In partnership with NZ Bear Hunt and New Zealand Red Cross, NZ Post Head of Stamps Antony Harris says the New Zealand Bear Hunt stamp issue celebrates one way we kept connections alive, while we were kept apart.
“Kiwi families were entertained and delighted by the phenomenon of the bear hunt. Through the simple act of putting a teddy bear in the window of their homes or other creative locations, New Zealanders were able to show support for their local communities, and have a bit of fun along the way, during a stressful time,” he says.
“We received hundreds of submissions around the country for the stamp issue. Every bear and photo has its own story, and we’re so happy to share these six stories with the country,” Mr Harris says.
From the sale of every stamp sheet, $3 will be donated to New Zealand Red Cross.
“The Bear Hunt stamp issue is such a wonderful initiative; something positive and creative that the whole community has been able to take part in, despite the challenging times we’ve all been facing.

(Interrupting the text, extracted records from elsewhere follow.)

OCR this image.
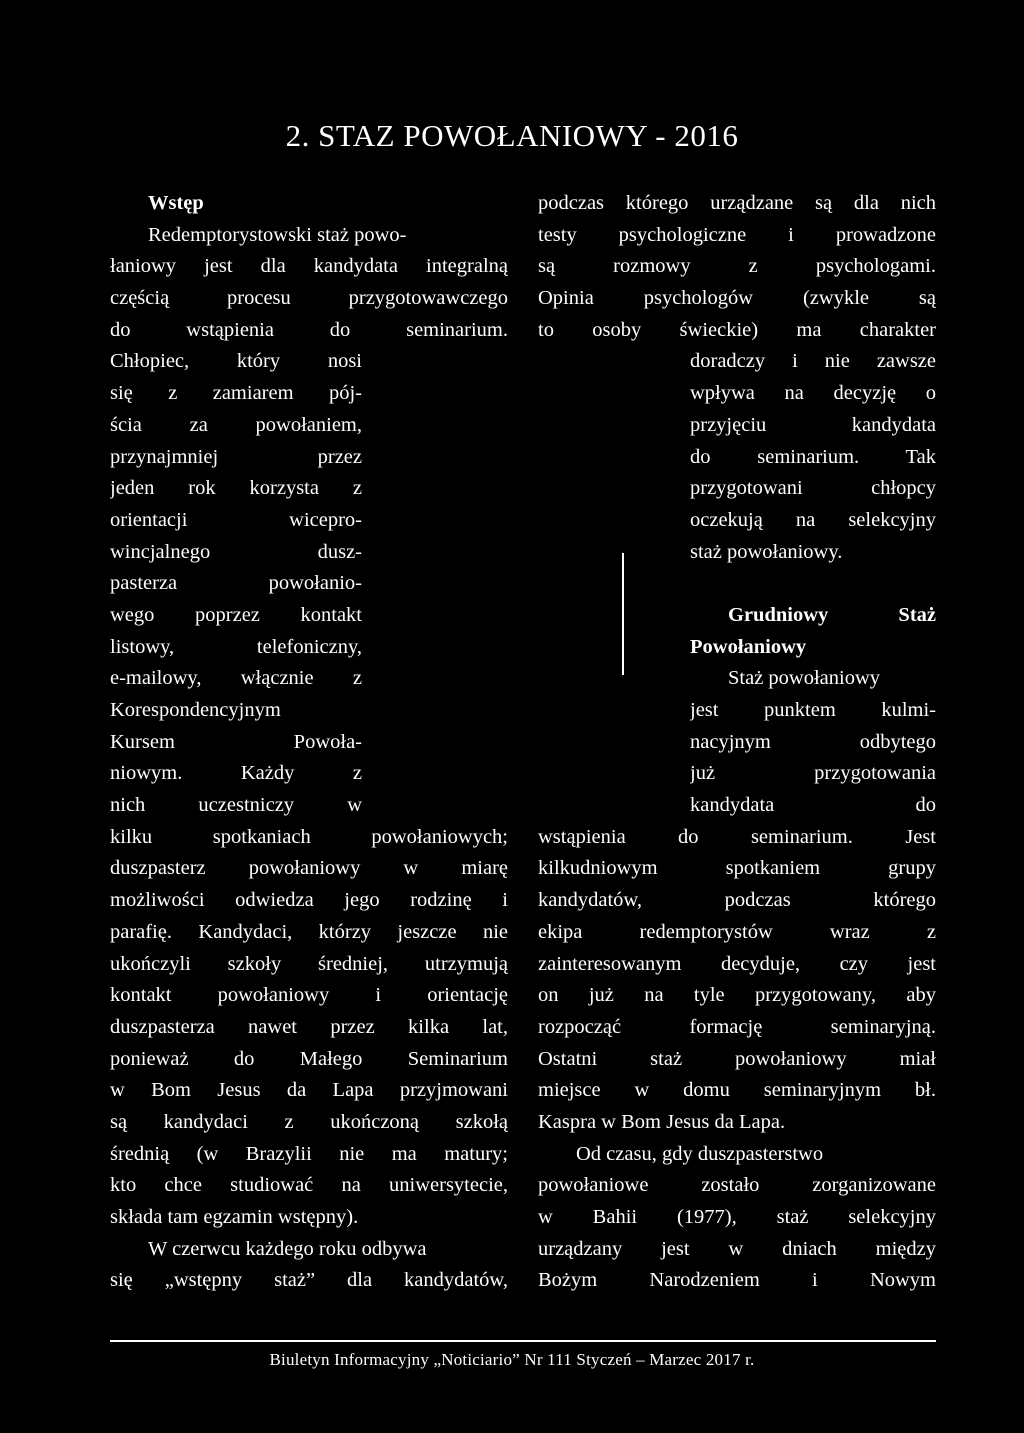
2. STAZ POWOŁANIOWY - 2016
Wstęp
Redemptorystowski staż powo-
łaniowy jest dla kandydata integralną
częścią procesu przygotowawczego
do wstąpienia do seminarium.
Chłopiec, który nosi
się z zamiarem pój-
ścia za powołaniem,
przynajmniej przez
jeden rok korzysta z
orientacji wicepro-
wincjalnego dusz-
pasterza powołanio-
wego poprzez kontakt
listowy, telefoniczny,
e-mailowy, włącznie z
Korespondencyjnym
Kursem Powoła-
niowym. Każdy z
nich uczestniczy w
kilku spotkaniach powołaniowych;
duszpasterz powołaniowy w miarę
możliwości odwiedza jego rodzinę i
parafię. Kandydaci, którzy jeszcze nie
ukończyli szkoły średniej, utrzymują
kontakt powołaniowy i orientację
duszpasterza nawet przez kilka lat,
ponieważ do Małego Seminarium
w Bom Jesus da Lapa przyjmowani
są kandydaci z ukończoną szkołą
średnią (w Brazylii nie ma matury;
kto chce studiować na uniwersytecie,
składa tam egzamin wstępny).
W czerwcu każdego roku odbywa
się „wstępny staż” dla kandydatów,
podczas którego urządzane są dla nich
testy psychologiczne i prowadzone
są rozmowy z psychologami.
Opinia psychologów (zwykle są
to osoby świeckie) ma charakter
doradczy i nie zawsze
wpływa na decyzję o
przyjęciu kandydata
do seminarium. Tak
przygotowani chłopcy
oczekują na selekcyjny
staż powołaniowy.
Grudniowy Staż
Powołaniowy
Staż powołaniowy
jest punktem kulmi-
nacyjnym odbytego
już przygotowania
kandydata do
wstąpienia do seminarium. Jest
kilkudniowym spotkaniem grupy
kandydatów, podczas którego
ekipa redemptorystów wraz z
zainteresowanym decyduje, czy jest
on już na tyle przygotowany, aby
rozpocząć formację seminaryjną.
Ostatni staż powołaniowy miał
miejsce w domu seminaryjnym bł.
Kaspra w Bom Jesus da Lapa.
Od czasu, gdy duszpasterstwo
powołaniowe zostało zorganizowane
w Bahii (1977), staż selekcyjny
urządzany jest w dniach między
Bożym Narodzeniem i Nowym

Biuletyn Informacyjny „Noticiario” Nr 111 Styczeń – Marzec 2017 r.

“Thank you New Zealand Post for your ongoing support to people in need across Aotearoa,” says Niamh Lawless, New Zealand Red Cross Secretary General.
The New Zealand Bear Hunt stamp issue is on sale now at collectables.nzpost.co.nz
About the bears:
Theodore Bear (Canterbury)
“Theodore Bear and Rudolph [he’s holding the ladder!] have had daily adventures for the local children and my mum has written funny stories for each one that has been shared on local Facebook pages and the Bear Hunt page. It has had such an impact on young and old that mum is now publishing a book with all the photos and stories and is donating the profit to the Foodbank.”
Hay Hay Teddy (Canterbury)
“[This] idea was not completely original... we had seen something similar in rural Victoria in 2018. We heard about and saw lots of teddies in the windows locally and thought it would be nice to contribute something ourselves. We live on a semi-suburban lifestyle block just 2km out of Darfield, and are the only people here with the machinery and the products needed to make Hay Hay Teddy... There are incredible numbers of children and young families who walk or cycle past our gate during lockdown and it has generated a lot of interest locally.”
“This is Lubert. He was made especially for me by my Nanna's friend, Mrs Beard. So he is the only one of his type. He came with his very own birth certificate and a blue jersey because everyone guessed I’d be a boy! Mrs Beard passed away a few years [ago], but she made loads of bears for kids in Taupo. Lubert is my most special bear. If there’s an earthquake, I’ll take him because we can’t ever get another Lubert. I think of Lubert as a quiet bear. He likes reading and cuddles. He is a calm bear. I put Lubert in the window to help other kids feel happy during lockdown. We are very proud of him.”
Childhood Bear (Auckland)
“This is my childhood bear that is 55 years old. I have had it since a little baby. The fur has been well-worn off with cuddles and adventures. I repaired him myself as a child, and for authenticity have not changed that. The trousers I made as a child and he wears the first scarf I knitted as well. He wears his Poppy, and guts and glory pin, for pride and remembrance of my own Anzac Father taken so young due to Agent Orange. My teddy has been everywhere I have been in my life, including Christchurch, Burnham, Terendak Commonwealth Forces Military Camp, Malacca, Malaysia, 75B Chua Chu Kang Rd, Singapore, Waiouru, Auckland, Massey University (I am a veterinarian) and all moves since ... when Dad and family were sent to a new job in a new location the Army “posted” Dad & Family to wherever it was. So fitting the bear has become a stamp!”
Little Ted (Waikato)
“Little Ted lives in a house that, thanks to his humans James and Oliver, has a fair few teddies and cuddly toys. But come Lockdown, when all the soft toys learnt of the bear hunt, they realised they had a problem. They couldn't see the lane from their house, thanks to a very long drive. What could they do? How could they not somehow be involved in a NZ wide bear hunt? After much discussion it was decided the letterbox would provide a fantastic spot to wave to all the children walking and cycling past as well as providing shelter at night. All the soft toys wanted to be chosen for this very special task, but it was decided that the littlest bear was perfect for the job. His family, Louise, David, James and Oliver are very proud that he will now get to be on a stamp! We have all been keeping busy with lots of baking and online learning. But we still get to see Little Ted on our many, many (did I mention many) walks up and down our lane.”
Frontliner Bear (Auckland)
“In this lockdown time I crocheted Frontliner Bear that I put at the window, it is simply to honour the work of our medical workers that working hard at the hospital, hope they still keep their spirit on caring all the patients. The bear is inspired by a crochet designer Aixan Legasto from Yarn It, Darn It who made the pattern of Frontline Hero Bear. This bear is representing and honouring our medical workers that has been working hard for us to be frontliners against Covid-19. When I saw the pattern, I have no doubt to grab yarns and hook to make one for NZ Bear Hunt in my local area. I hope by sharing the sweet and cuteness of this bear can put smiles in everybody who see it in these difficult times.”